Then he'd gone. So he'd chosen to go.
And I refused to remain alone.
It was still early, not too far past ten,
and I decided: I'd go out again.
The night before, I had gone out to drink
and dance — delay, stall calling, and not think.
It had been my first night back in eight months,
and my return was an impulsive stunt,
for I'd said nothing about visiting —
I'd just bought tickets and gone travelling.
And the recluse came out after coaxing
But he would not stay.

                          At my heart's goading,
I would depart from that bright, garish room;
I'd bury my grief in frigid night gloom.
Sheathed in layers against insufferable cold,
I walked dark empty streets, alone yet bold.
Back to the bustling Avenue I traversed,
into a club across the street from the first.
Some boy I'd met had described it to me
as overall being a good place to be:
four floors of dancing, each differently themed,
and more bars and drinks than he could have dreamed.

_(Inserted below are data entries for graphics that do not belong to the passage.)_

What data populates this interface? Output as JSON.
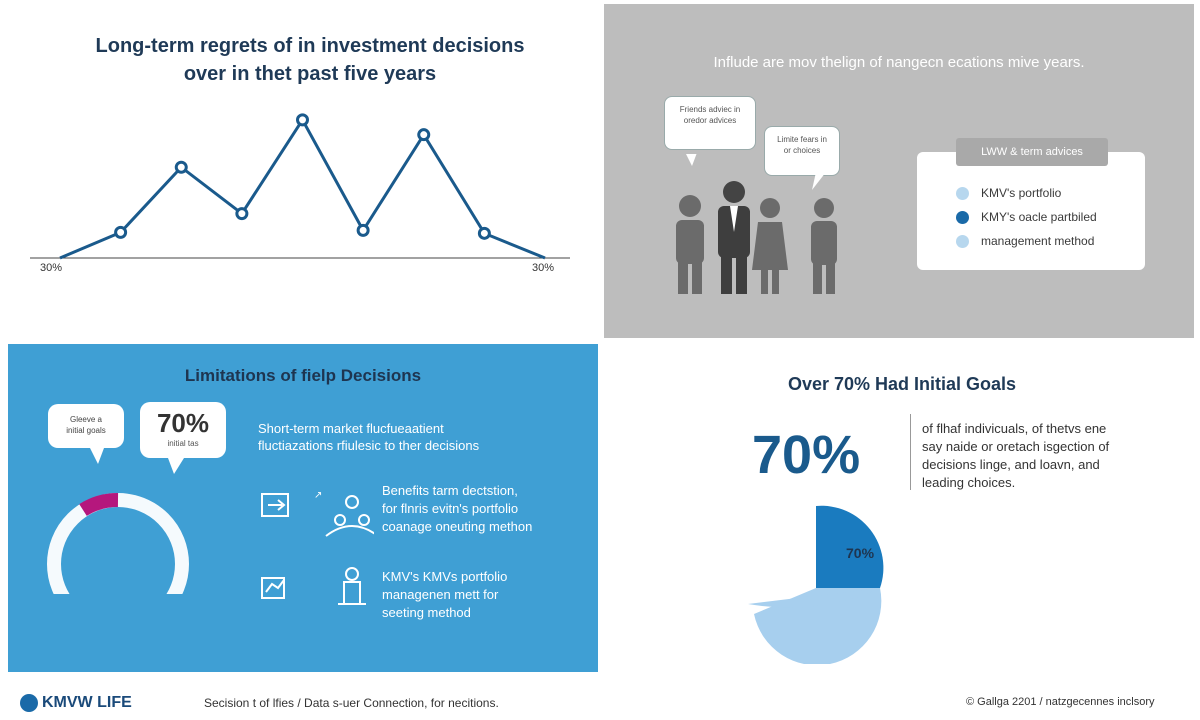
{
  "panel1": {
    "title_line1": "Long-term regrets of in investment decisions",
    "title_line2": "over in thet past five years",
    "left_axis_label": "30%",
    "right_axis_label": "30%",
    "line_color": "#1a5a8c"
  },
  "chart_data": {
    "type": "line",
    "title": "Long-term regrets of in investment decisions over in thet past five years",
    "x": [
      0,
      1,
      2,
      3,
      4,
      5,
      6,
      7,
      8
    ],
    "series": [
      {
        "values": [
          0,
          26,
          92,
          45,
          140,
          28,
          125,
          25,
          0
        ]
      }
    ],
    "ylim": [
      0,
      150
    ],
    "grid": false
  },
  "panel2": {
    "title": "Influde are mov thelign of nangecn ecations mive years.",
    "bubble1_line1": "Friends adviec in",
    "bubble1_line2": "oredor advices",
    "bubble2_line1": "Limite fears in",
    "bubble2_line2": "or choices",
    "legend_title": "LWW & term advices",
    "legend": [
      {
        "label": "KMV's portfolio",
        "color": "#b7d7ee"
      },
      {
        "label": "KMY's oacle partbiled",
        "color": "#1a6aa8"
      },
      {
        "label": "management method",
        "color": "#b7d7ee"
      }
    ]
  },
  "panel3": {
    "title": "Limitations of fielp Decisions",
    "bubble_small_line1": "Gleeve a",
    "bubble_small_line2": "initial goals",
    "bubble_big_pct": "70%",
    "bubble_big_sub": "initial tas",
    "text_line1": "Short-term market flucfueaatient",
    "text_line2": "fluctiazations rfiulesic to ther decisions",
    "item1_line1": "Benefits tarm dectstion,",
    "item1_line2": "for flnris evitn's portfolio",
    "item1_line3": "coanage oneuting methon",
    "item2_line1": "KMV's KMVs portfolio",
    "item2_line2": "managenen mett for",
    "item2_line3": "seeting method",
    "ring_color": "#ffffff",
    "ring_accent": "#b5177d"
  },
  "panel4": {
    "title": "Over 70% Had Initial Goals",
    "big_pct": "70%",
    "text_line1": "of flhaf indivicuals, of thetvs ene",
    "text_line2": "say naide or oretach isgection of",
    "text_line3": "decisions linge, and loavn, and",
    "text_line4": "leading choices.",
    "pie_label": "70%",
    "pie_dark": "#1a7bbf",
    "pie_light": "#a7cfee"
  },
  "footer": {
    "brand": "KMVW LIFE",
    "center": "Secision t of lfies / Data s-uer Connection, for necitions.",
    "right": "© Gallga 2201 / natzgecennes inclsory"
  }
}
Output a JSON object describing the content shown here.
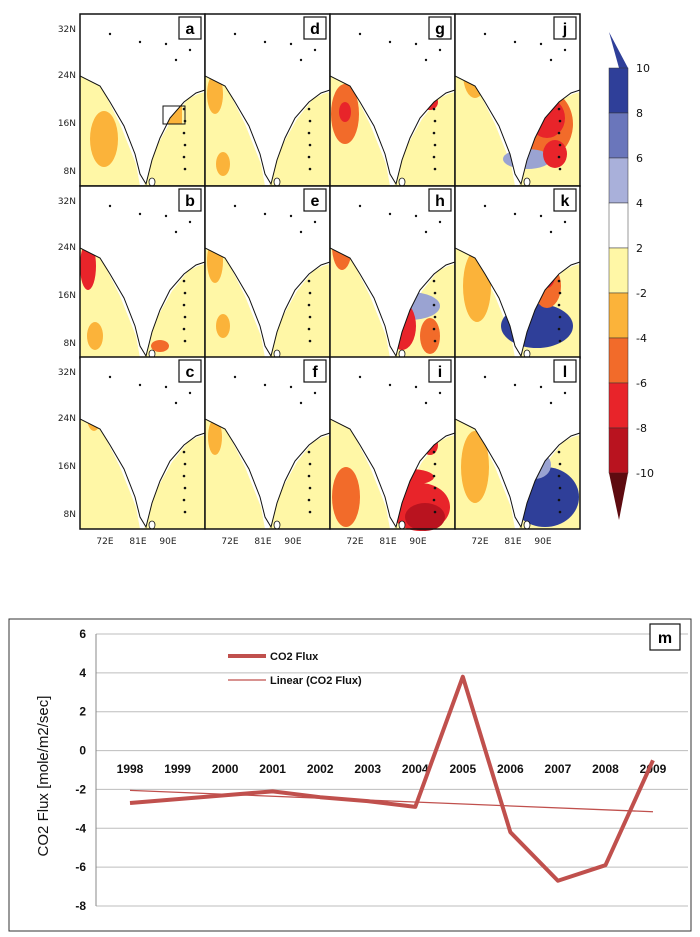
{
  "maps": {
    "panels": [
      "a",
      "b",
      "c",
      "d",
      "e",
      "f",
      "g",
      "h",
      "i",
      "j",
      "k",
      "l"
    ],
    "lat_labels": [
      "32N",
      "24N",
      "16N",
      "8N"
    ],
    "lon_labels": [
      "72E",
      "81E",
      "90E"
    ]
  },
  "colorbar": {
    "ticks": [
      "10",
      "8",
      "6",
      "4",
      "2",
      "-2",
      "-4",
      "-6",
      "-8",
      "-10"
    ],
    "colors": [
      "#2f3f99",
      "#5a68b0",
      "#9aa3d2",
      "#d6dbef",
      "#ffffff",
      "#fff7a6",
      "#fbb33a",
      "#f26b2a",
      "#e8242a",
      "#b9131f",
      "#5e0b10"
    ]
  },
  "chart_data": {
    "type": "line",
    "panel_label": "m",
    "ylabel": "CO2 Flux [mole/m2/sec]",
    "categories": [
      "1998",
      "1999",
      "2000",
      "2001",
      "2002",
      "2003",
      "2004",
      "2005",
      "2006",
      "2007",
      "2008",
      "2009"
    ],
    "ylim": [
      -8,
      6
    ],
    "yticks": [
      "6",
      "4",
      "2",
      "0",
      "-2",
      "-4",
      "-6",
      "-8"
    ],
    "grid": true,
    "legend_position": "top-left",
    "series": [
      {
        "name": "CO2 Flux",
        "color": "#c0504d",
        "values": [
          -2.7,
          -2.5,
          -2.3,
          -2.1,
          -2.4,
          -2.6,
          -2.9,
          3.8,
          -4.2,
          -6.7,
          -5.9,
          -0.5
        ]
      },
      {
        "name": "Linear (CO2 Flux)",
        "color": "#c0504d",
        "values": [
          -2.05,
          -2.15,
          -2.25,
          -2.35,
          -2.45,
          -2.55,
          -2.65,
          -2.75,
          -2.85,
          -2.95,
          -3.05,
          -3.15
        ]
      }
    ]
  }
}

Alone, I was by the bouncer let in.
A gaping darkness greeted me within,
which fit my mood perfectly fine right then.
I'd gone to a bar to quiet my yen
for a calming warm drink, smooth, strong, and sweet.
With it I'd explored that danceclub elite,
ascending each floor, surveying the young crowd.
The dancefloors were too full, the music loud —
not really a place where you could find
anyone with whom you could meld minds
(pop culture allusion, lame as it is).
Some drunken blond tried to lead me to his
table, but I evaded his arm fast
and thought my next beer would be my last.
But at the bar, I would meet a Finn man,
a nice-looking blond with a healthy tan,
and his selling point: he wasn't drunk,
even if he wasn't quite a hunk.

I forget his name, but he was fine
company that night. He crossed no line.
We drank and danced and smoked on the nightclub's roof,
though lack of common tongue made chatter a spoof.
At least I didn't have to try and explain —
though, not like this guy would care about my pains.
Still, despite apathy, we had that night
to dance and drink and smoke up on that height;
the roof was a convenient gathering spot
where the club's patrons cooled down when they grew hot.
But whateverhisnamewas did seem to want
to convey one point; poor English didn't daunt
him from hinting that he'd like to go home
with me that night, and on his boat we'd roam
some islands or something — I don't know
what he was saying. But I let him know
that he could walk me back, though I cannot
say he understood.

                          At last, when I got
from the night all I could and fatigue impelled
me to leave, the chivalrous Finn guy quelled
my pleas about cutting into his fun,
saying that his own evening was now but done.
And he walked me back to my hotel's glass door,
where saying goodnight, I went alone to my floor.
And I laughed to recall how he'd hovered
there, when thanks and goodbye I had covered
with a hug and a wave. He had sought to stay.
And I cursed the recluse for going away.